|Other names: Digoxin poisoning, digoxin overdose|
|Drawings of Digitalis purpurea|
|Symptoms||vomiting, loss of appetite, confusion, blurred vision, changes in color perception, decreased energy|
|Treatment||Digoxin-specific antibody fragments|
Digoxin toxicity, also known as digoxin poisoning, is a type of poisoning that may occur in people who take too much of the medication digoxin. Symptoms are typically vague. They may include vomiting, loss of appetite, confusion, blurred vision, changes in color perception, and decreased energy. Potential complications include heart dysrhythmias.
Treatment of severe toxicity is with digoxin-specific antibody fragments. It is recommended in those who have a serious dysrhythmia, are in cardiac arrest, or have a potassium of greater than 5 mmol/L.
Signs and symptoms
Digoxin toxicity is often divided into acute or chronic toxicity. In both of these toxicity, cardiac effects are of the greatest concern. With an acute ingestion, symptoms such as nausea, vertigo, and vomiting are prominent. On the other hand, nonspecific symptoms are more predominate in chronic toxicity. These symptoms include fatigue, malaise, and visual disturbances.
The classic features of digoxin toxicity are nausea, vomiting, abdominal pain, headache, dizziness, confusion, delirium, vision disturbance (blurred or yellow vision). It is also associated with cardiac disturbances including irregular heartbeat, ventricular tachycardia, ventricular fibrillation, sinoatrial block and AV block.
In individuals with suspected digoxin toxicity, a serum digoxin concentration, serum potassium concentration, creatinine, BUN, and serial electrocardiograms is obtained.
In digoxin toxicity, the finding of frequent premature ventricular beats (PVCs) is the most common and the earliest dysrhythmia. Sinus bradycardia is also very common. In addition, depressed conduction is a predominant feature of digoxin toxicity. Other ECG changes that suggest digoxin toxicity include bigeminal and trigeminal rhythms, venticular bigeminy, and bidirectional ventricular tachycardia.

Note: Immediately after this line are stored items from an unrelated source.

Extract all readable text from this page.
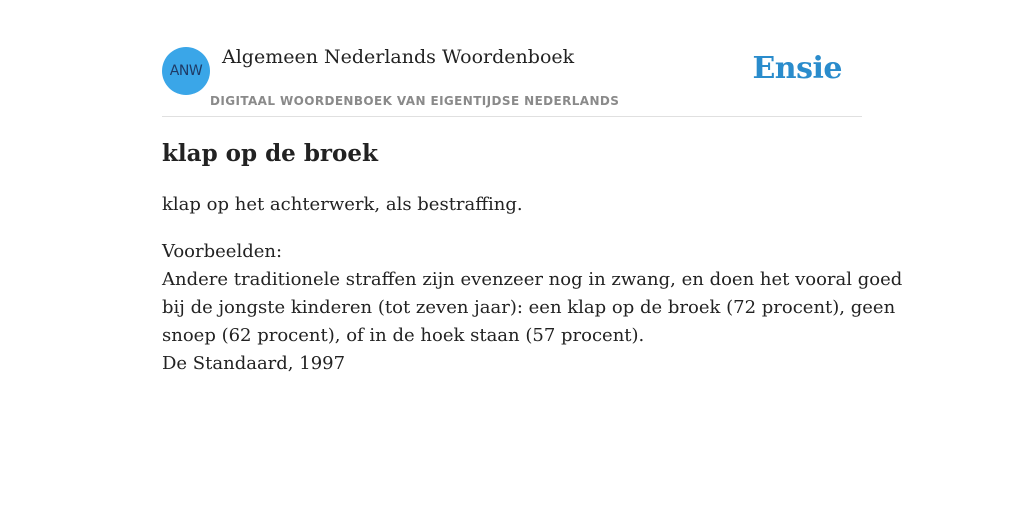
ANW
Algemeen Nederlands Woordenboek
DIGITAAL WOORDENBOEK VAN EIGENTIJDSE NEDERLANDS
Ensie
klap op de broek

klap op het achterwerk, als bestraffing.

Voorbeelden:
Andere traditionele straffen zijn evenzeer nog in zwang, en doen het vooral goed
bij de jongste kinderen (tot zeven jaar): een klap op de broek (72 procent), geen
snoep (62 procent), of in de hoek staan (57 procent).
De Standaard, 1997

The level of digoxin for treatment is typically 0.5-2 ng/mL. Since this is a narrow therapeutic index, digoxin overdose can happen. A serum digoxin concentration of 0.5-0.9 ng/mL among those with heart failure is associated with reduced heart failure deaths and hospitalizations. It is therefore recommended that digoxin concentration be maintained in approximately this range if it is used in heart failure patients.
High amounts of the electrolyte potassium (K+) in the blood (hyperkalemia) is characteristic of digoxin toxicity. Digoxin toxicity increases in individuals who have kidney impairment. This is most often seen in elderly or those with chronic renal insufficiency or end-stage kidney disease.

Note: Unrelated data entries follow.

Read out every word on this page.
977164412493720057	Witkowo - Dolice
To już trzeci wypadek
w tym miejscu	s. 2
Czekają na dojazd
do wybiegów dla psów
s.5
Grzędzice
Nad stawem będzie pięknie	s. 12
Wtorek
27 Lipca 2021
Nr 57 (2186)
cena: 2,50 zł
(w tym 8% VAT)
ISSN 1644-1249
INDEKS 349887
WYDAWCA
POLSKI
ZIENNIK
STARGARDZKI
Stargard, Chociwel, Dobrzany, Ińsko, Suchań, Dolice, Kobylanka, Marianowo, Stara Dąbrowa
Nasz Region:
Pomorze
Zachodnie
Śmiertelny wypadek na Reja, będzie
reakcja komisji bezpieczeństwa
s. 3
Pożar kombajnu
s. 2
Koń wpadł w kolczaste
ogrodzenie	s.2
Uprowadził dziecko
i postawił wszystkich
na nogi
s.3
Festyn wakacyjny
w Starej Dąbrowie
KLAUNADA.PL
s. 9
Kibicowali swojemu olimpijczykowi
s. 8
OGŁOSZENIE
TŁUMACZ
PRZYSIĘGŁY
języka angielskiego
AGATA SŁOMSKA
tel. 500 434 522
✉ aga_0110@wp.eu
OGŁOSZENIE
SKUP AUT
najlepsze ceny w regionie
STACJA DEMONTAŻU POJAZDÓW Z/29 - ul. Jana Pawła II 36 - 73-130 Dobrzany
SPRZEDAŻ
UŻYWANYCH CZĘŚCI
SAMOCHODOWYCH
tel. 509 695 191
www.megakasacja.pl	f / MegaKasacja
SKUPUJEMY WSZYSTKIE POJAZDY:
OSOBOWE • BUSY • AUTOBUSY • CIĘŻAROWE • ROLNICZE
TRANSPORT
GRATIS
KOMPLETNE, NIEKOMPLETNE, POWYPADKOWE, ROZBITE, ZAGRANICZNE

The primary treatment of digoxin toxicity is digoxin immune fab, which is an antibody made up of anti-digoxin immunoglobulin fragments. This antidote has been shown to be highly effective in treating life-threatening signs of digoxin toxicity such as hyperkalemia, hemodynamic instability, and arrhythmias. Fab dose can be determined by two different methods. First method is based on the amount of digoxin ingested whereas the second method is based on the serum digoxin concentration and the weight of the person.

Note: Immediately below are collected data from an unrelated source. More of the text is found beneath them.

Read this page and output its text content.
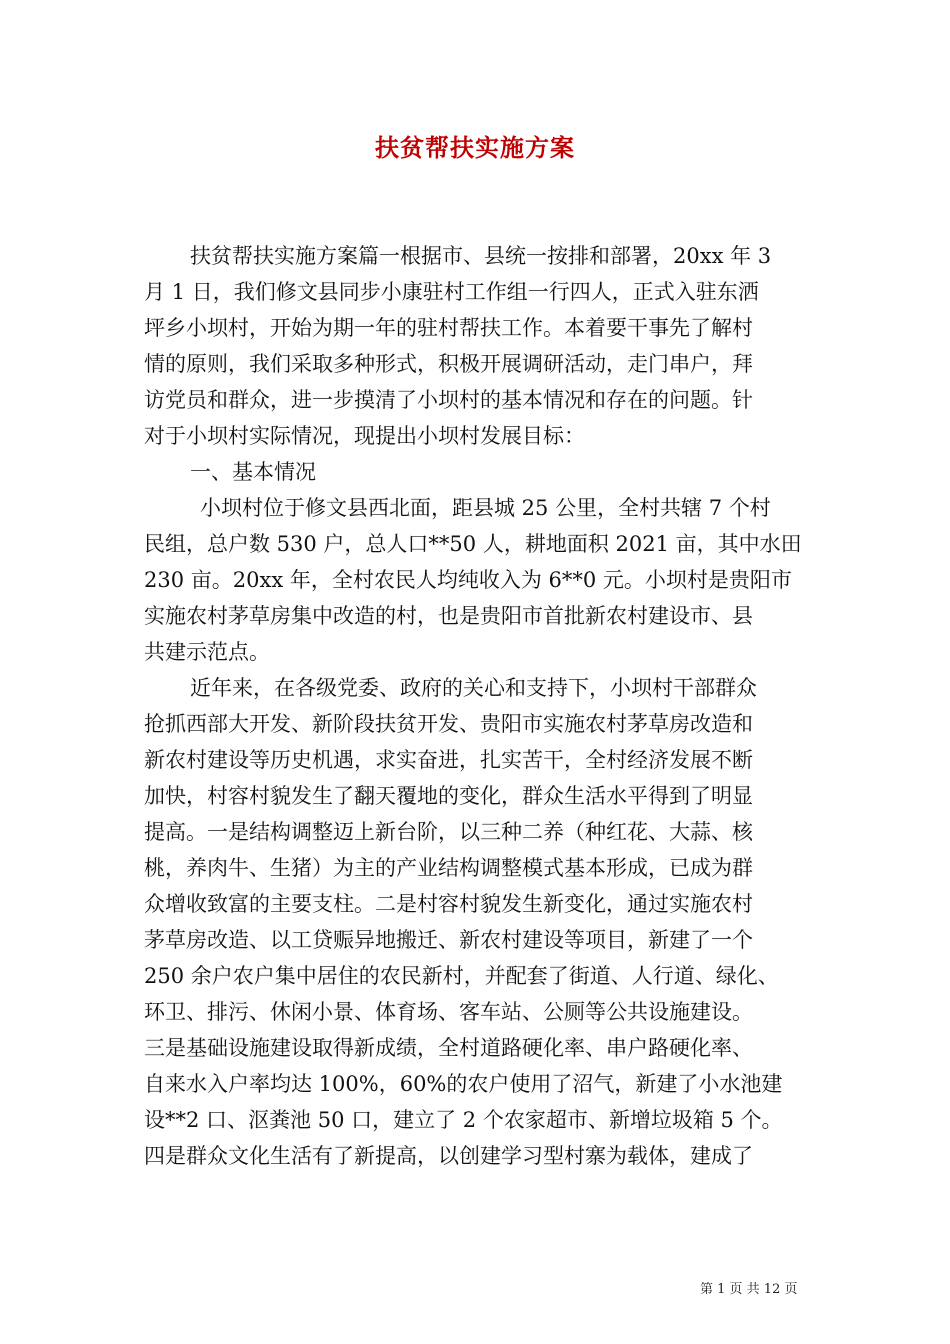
扶贫帮扶实施方案
扶贫帮扶实施方案篇一根据市、县统一按排和部署，20xx 年 3
月 1 日，我们修文县同步小康驻村工作组一行四人，正式入驻东洒
坪乡小坝村，开始为期一年的驻村帮扶工作。本着要干事先了解村
情的原则，我们采取多种形式，积极开展调研活动，走门串户，拜
访党员和群众，进一步摸清了小坝村的基本情况和存在的问题。针
对于小坝村实际情况，现提出小坝村发展目标：
一、基本情况
小坝村位于修文县西北面，距县城 25 公里，全村共辖 7 个村
民组，总户数 530 户，总人口**50 人，耕地面积 2021 亩，其中水田
230 亩。20xx 年，全村农民人均纯收入为 6**0 元。小坝村是贵阳市
实施农村茅草房集中改造的村，也是贵阳市首批新农村建设市、县
共建示范点。
近年来，在各级党委、政府的关心和支持下，小坝村干部群众
抢抓西部大开发、新阶段扶贫开发、贵阳市实施农村茅草房改造和
新农村建设等历史机遇，求实奋进，扎实苦干，全村经济发展不断
加快，村容村貌发生了翻天覆地的变化，群众生活水平得到了明显
提高。一是结构调整迈上新台阶，以三种二养（种红花、大蒜、核
桃，养肉牛、生猪）为主的产业结构调整模式基本形成，已成为群
众增收致富的主要支柱。二是村容村貌发生新变化，通过实施农村
茅草房改造、以工贷赈异地搬迁、新农村建设等项目，新建了一个
250 余户农户集中居住的农民新村，并配套了街道、人行道、绿化、
环卫、排污、休闲小景、体育场、客车站、公厕等公共设施建设。
三是基础设施建设取得新成绩，全村道路硬化率、串户路硬化率、
自来水入户率均达 100%，60%的农户使用了沼气，新建了小水池建
设**2 口、沤粪池 50 口，建立了 2 个农家超市、新增垃圾箱 5 个。
四是群众文化生活有了新提高，以创建学习型村寨为载体，建成了
第 1 页 共 12 页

Other treatment that may be used to treat life-threatening arrhythmias until Fab is acquired are magnesium, phenytoin, and lidocaine. Magnesium suppresses digoxin-induced ventricular arrhythmias while phenytoin and lidocaine suppresses digoxin-induced ventricular automaticity and delay afterdepolarizations without depressing AV conduction. In the case of an abnormally slow heart rate (bradyarrhythmias), Atropine, catecholamines (isoprenaline or salbutamol), and/or temporary cardiac pacing can be used.